A ficção trabalha com o “como se”: tudo se passa “como se” fosse real. Só que esse “como se” não remete àquilo que é dito ou escrito e sim ao que deve ser imaginado. A ficção trabalha com a imaginação, com a fantasia, com a ilusão. A relevância do relato ficcional não está naquilo que é dito e sim na ilusão que cria no receptor (leitor ou ouvinte). No Quixote tudo se passa “como se” o fidalgo e o cavalheiro fossem a mesma personagem; “como se” os gigantes fossem moinhos de vento; “como se” os moinhos de vento fossem gigantes; “como se” a venda fosse castelo; “como se” o castelo fosse venda; “como se” a camponesa fosse a mais linda do Toboso; “como se” a mais linda do Toboso fosse uma camponesa; “como se” Dom Quixote fosse um louco; “como se” o louco fosse Dom Quixote. A magia da ficção está na ilusão criada pelo “como se” alguma coisa, “como se” outra, “como se” as duas ao mesmo tempo, “como se” várias coisas e todas ao mesmo tempo – é o caso do Quixote. Como já foi dito, a intencional indeterminação, a ambigüidade e até o silêncio, são recursos utilizados por Cervantes para criar múltiplas leituras possíveis, todas elas verossímeis e legítimas[x].
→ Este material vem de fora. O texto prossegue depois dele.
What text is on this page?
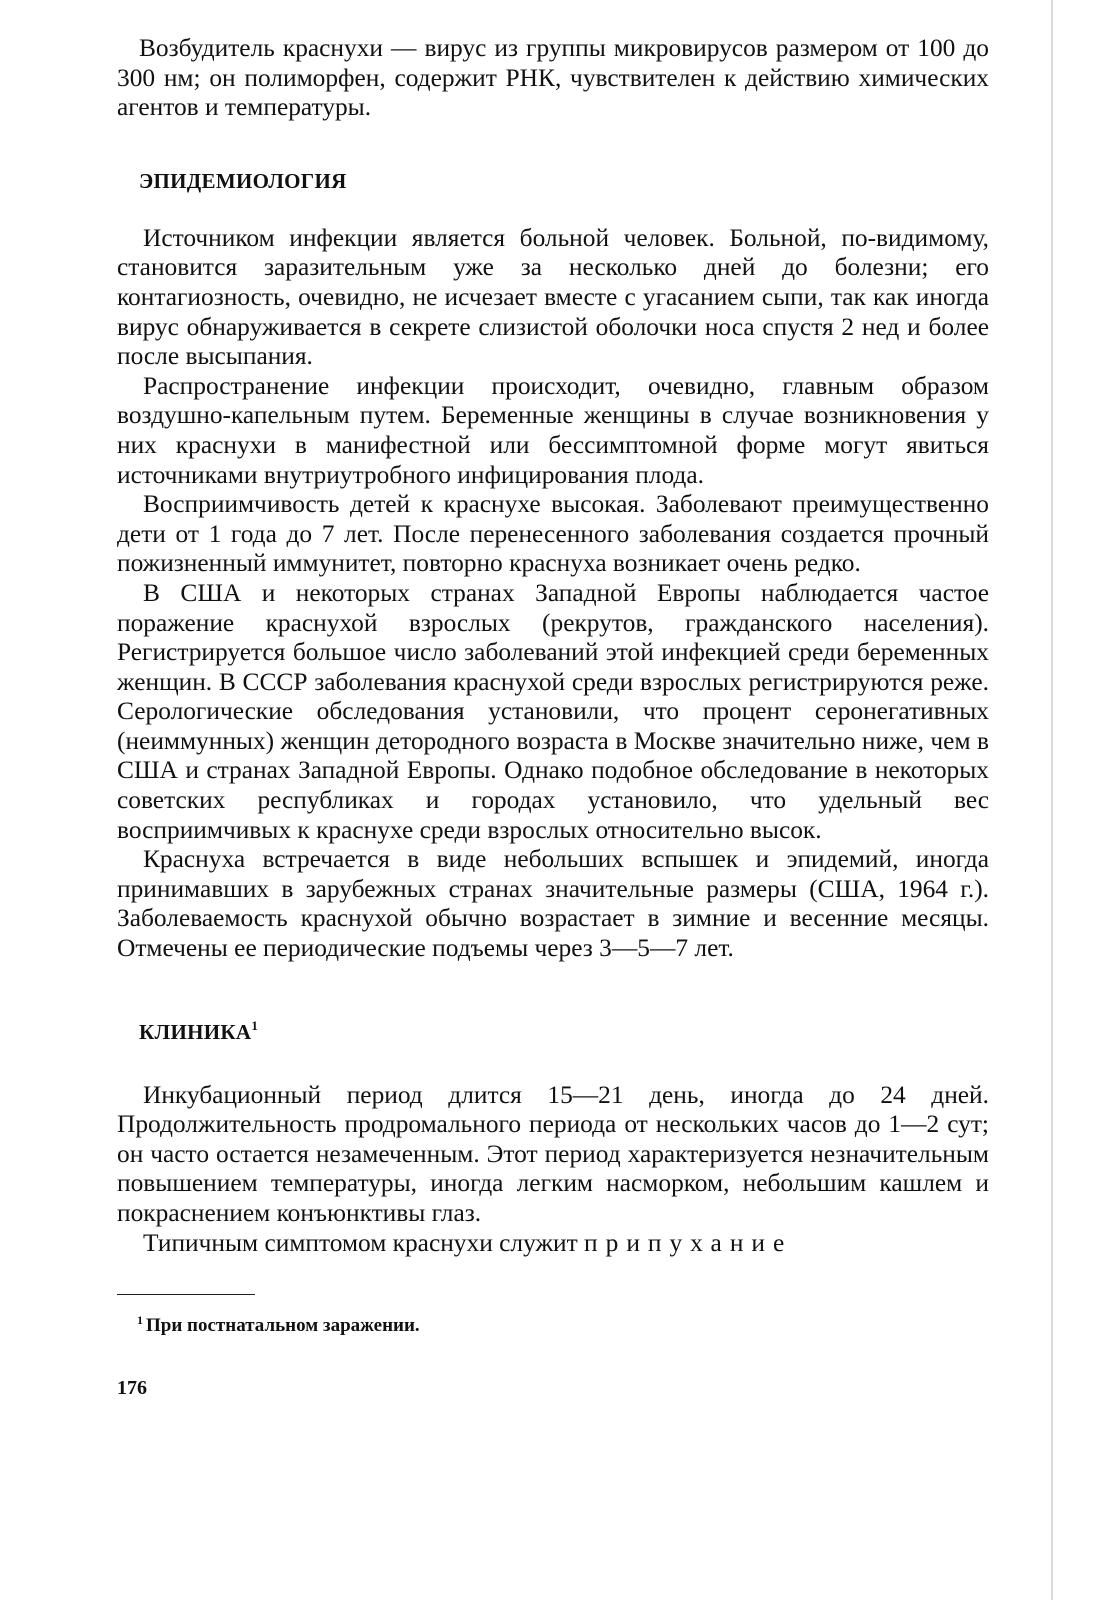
Возбудитель краснухи — вирус из группы микровирусов размером от 100 до 300 нм; он полиморфен, содержит РНК, чувствителен к действию химических агентов и температуры.

ЭПИДЕМИОЛОГИЯ

Источником инфекции является больной человек. Больной, по-видимому, становится заразительным уже за несколько дней до болезни; его контагиозность, очевидно, не исчезает вместе с угасанием сыпи, так как иногда вирус обнаруживается в секрете слизистой оболочки носа спустя 2 нед и более после высыпания.

Распространение инфекции происходит, очевидно, главным образом воздушно-капельным путем. Беременные женщины в случае возникновения у них краснухи в манифестной или бессимптомной форме могут явиться источниками внутриутробного инфицирования плода.

Восприимчивость детей к краснухе высокая. Заболевают преимущественно дети от 1 года до 7 лет. После перенесенного заболевания создается прочный пожизненный иммунитет, повторно краснуха возникает очень редко.

В США и некоторых странах Западной Европы наблюдается частое поражение краснухой взрослых (рекрутов, гражданского населения). Регистрируется большое число заболеваний этой инфекцией среди беременных женщин. В СССР заболевания краснухой среди взрослых регистрируются реже. Серологические обследования установили, что процент серонегативных (неиммунных) женщин детородного возраста в Москве значительно ниже, чем в США и странах Западной Европы. Однако подобное обследование в некоторых советских республиках и городах установило, что удельный вес восприимчивых к краснухе среди взрослых относительно высок.

Краснуха встречается в виде небольших вспышек и эпидемий, иногда принимавших в зарубежных странах значительные размеры (США, 1964 г.). Заболеваемость краснухой обычно возрастает в зимние и весенние месяцы. Отмечены ее периодические подъемы через 3—5—7 лет.

КЛИНИКА$^1$

Инкубационный период длится 15—21 день, иногда до 24 дней. Продолжительность продромального периода от нескольких часов до 1—2 сут; он часто остается незамеченным. Этот период характеризуется незначительным повышением температуры, иногда легким насморком, небольшим кашлем и покраснением конъюнктивы глаз.

Типичным симптомом краснухи служит припухание

$^1$ При постнатальном заражении.
176
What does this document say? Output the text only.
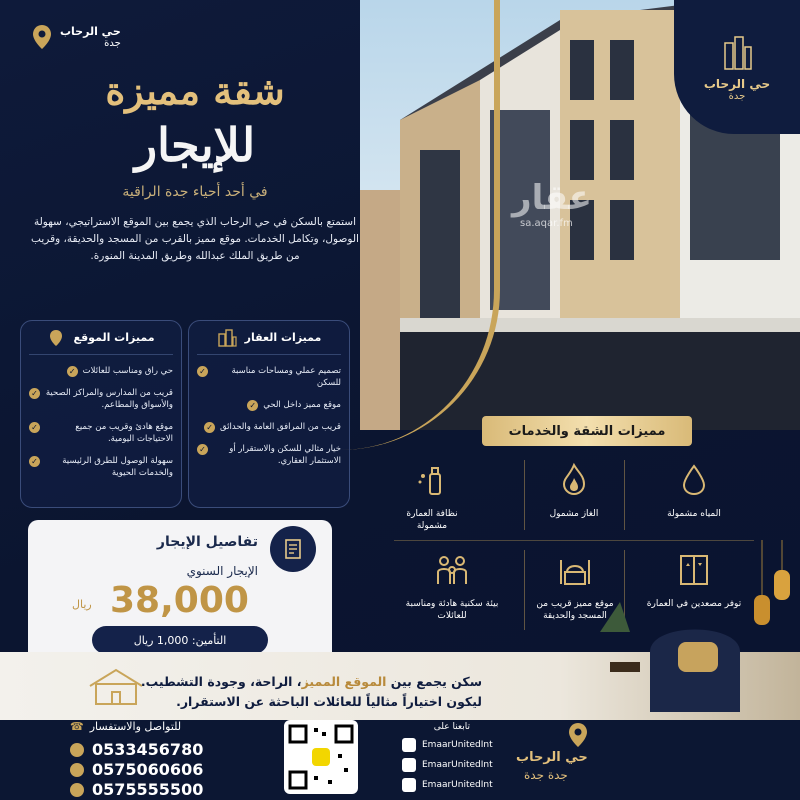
عقار
sa.aqar.fm
حي الرحاب
جدة
حي الرحاب
جدة
شقة مميزة
للإيجار
في أحد أحياء جدة الراقية
استمتع بالسكن في حي الرحاب الذي يجمع بين الموقع الاستراتيجي، سهولة الوصول، وتكامل الخدمات. موقع مميز بالقرب من المسجد والحديقة، وقريب من طريق الملك عبدالله وطريق المدينة المنورة.
مميزات الموقع
حي راق ومناسب للعائلات
✓
قريب من المدارس والمراكز الصحية والأسواق والمطاعم.
✓
موقع هادئ وقريب من جميع الاحتياجات اليومية.
✓
سهولة الوصول للطرق الرئيسية والخدمات الحيوية
✓
مميزات العقار
تصميم عملي ومساحات مناسبة للسكن
✓
موقع مميز داخل الحي
✓
قريب من المرافق العامة والحدائق
✓
خيار مثالي للسكن والاستقرار أو الاستثمار العقاري.
✓
مميزات الشقة والخدمات
المياه مشمولة
الغاز مشمول
نظافة العمارة مشمولة
توفر مصعدين في العمارة
موقع مميز قريب من المسجد والحديقة
بيئة سكنية هادئة ومناسبة للعائلات
تفاصيل الإيجار
الإيجار السنوي
38,000
ريال
التأمين: 1,000 ريال
سكن يجمع بين الموقع المميز، الراحة، وجودة التشطيب.
ليكون اختياراً مثالياً للعائلات الباحثة عن الاستقرار.
للتواصل والاستفسار
☎
0533456780
0575060606
0575555500
تابعنا على
EmaarUnitedInt
EmaarUnitedInt
EmaarUnitedInt
حي الرحاب
جدة جدة
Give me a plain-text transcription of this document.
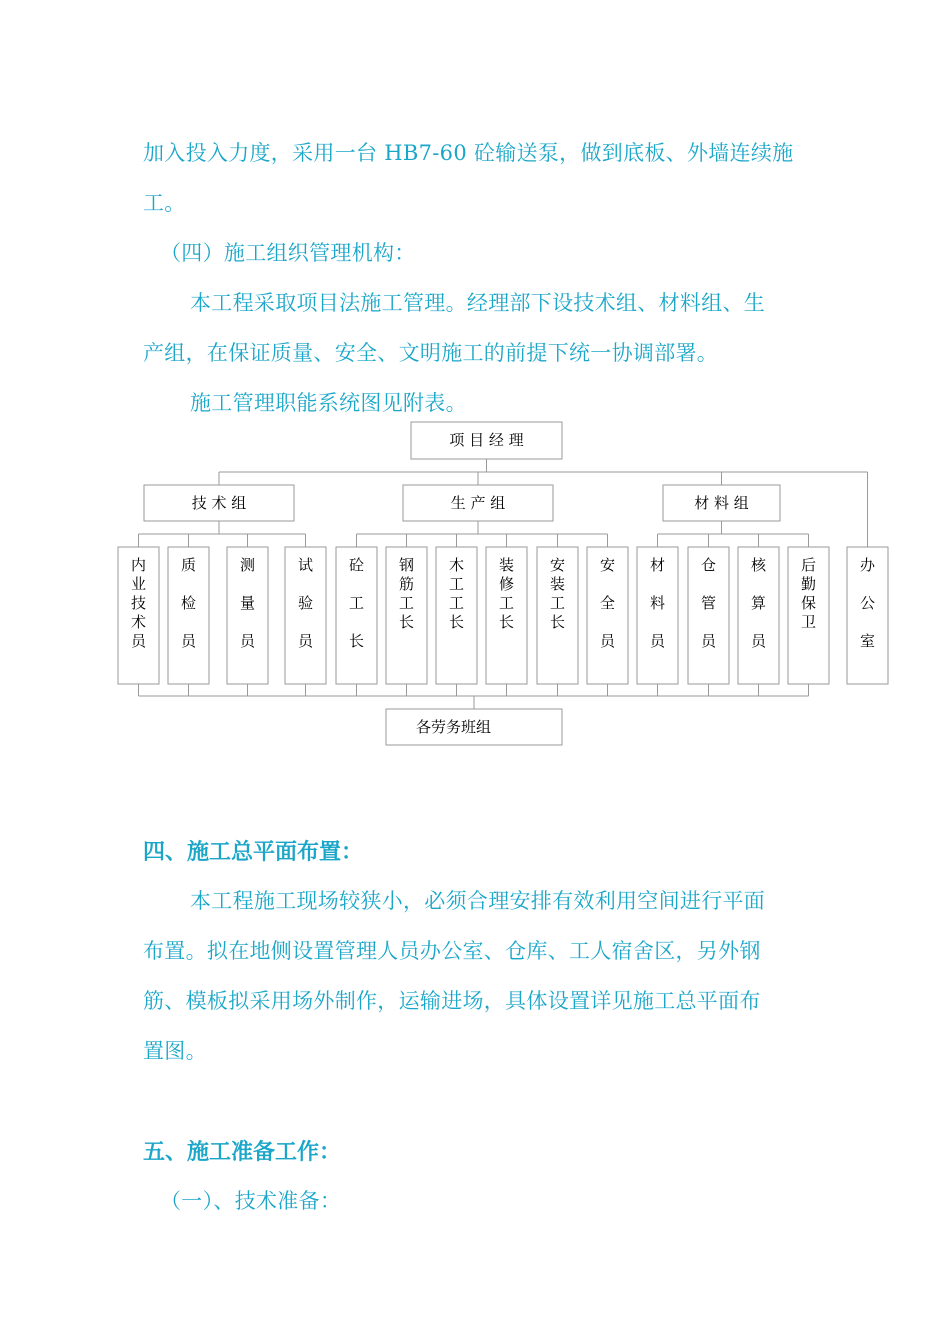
加入投入力度，采用一台 HB7-60 砼输送泵，做到底板、外墙连续施
工。
（四）施工组织管理机构：
本工程采取项目法施工管理。经理部下设技术组、材料组、生
产组，在保证质量、安全、文明施工的前提下统一协调部署。
施工管理职能系统图见附表。
项 目 经 理
技 术 组	生 产 组	材 料 组
内
业
技
术
员
质
检
员
测
量
员
试
验
员
砼
工
长
钢
筋
工
长
木
工
工
长
装
修
工
长
安
装
工
长
安
全
员
材
料
员
仓
管
员
核
算
员
后
勤
保
卫
办
公
室
各劳务班组
四、施工总平面布置：
本工程施工现场较狭小，必须合理安排有效利用空间进行平面
布置。拟在地侧设置管理人员办公室、仓库、工人宿舍区，另外钢
筋、模板拟采用场外制作，运输进场，具体设置详见施工总平面布
置图。
五、施工准备工作：
（一）、技术准备：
Quando se perde a máscara do “como se” acaba a magia, o relato ficcional se transforma numa outra coisa: registro histórico, documento burocrático, alegoria didática, pseudoficção. É o que acontece na suposta morte de Dom Quixote: a personagem deixa de ser vista “como se” fosse um cavalheiro andante. Não há mais o que fazer: Dom Quixote morre. Acabou a magia, acabaram as aventuras, acabou o faz de conta que tanto nos deleitou. Acabou o Quixote.
A recusa das personagens, a esta altura todas quixotizadas, em admitir a cura/morte do cavalheiro, representa a nossa recusa, há muito tempo quixotizados, em admitir o final do romance, em permitir a dispensa do “como se”, do faz de conta. Me engane que eu gosto! Gritamos em coro todos nós, personagens manchegos. Quero mais mentiras, desejo mais sonhos, enganos, burlas e enredos. Preciso da ilusão, necessito da ficção. Assim como o sonho, a ficção está condenada a acabar com o despertar da ilusão. Contudo, enquanto houver explicação continuará a ilusão[xi]; não há imago em Literatura, não há uma forma definitiva na ficção literária, o movimento é constante. Se o Quixote acabou, então nos resta continuar com as possíveis explicações para mantermos a ilusão manchega. A mancheias, dai-me então explicações, comentários, críticas e interpretações, a mancheias.
A força do realismo está em aceitar todos os mundos possíveis; quanto mais possíveis são aceitos, maior a indeterminação, menor a previsibilidade, mais interessante e rico o texto. Toda interpretação é uma refração caleidoscópica, e como tal, é sempre diferente a todas as outras possíveis e infinitas refrações. A ficção é esse velar e desvelar constante, nunca teremos uma interpretação final. A ilusão continua.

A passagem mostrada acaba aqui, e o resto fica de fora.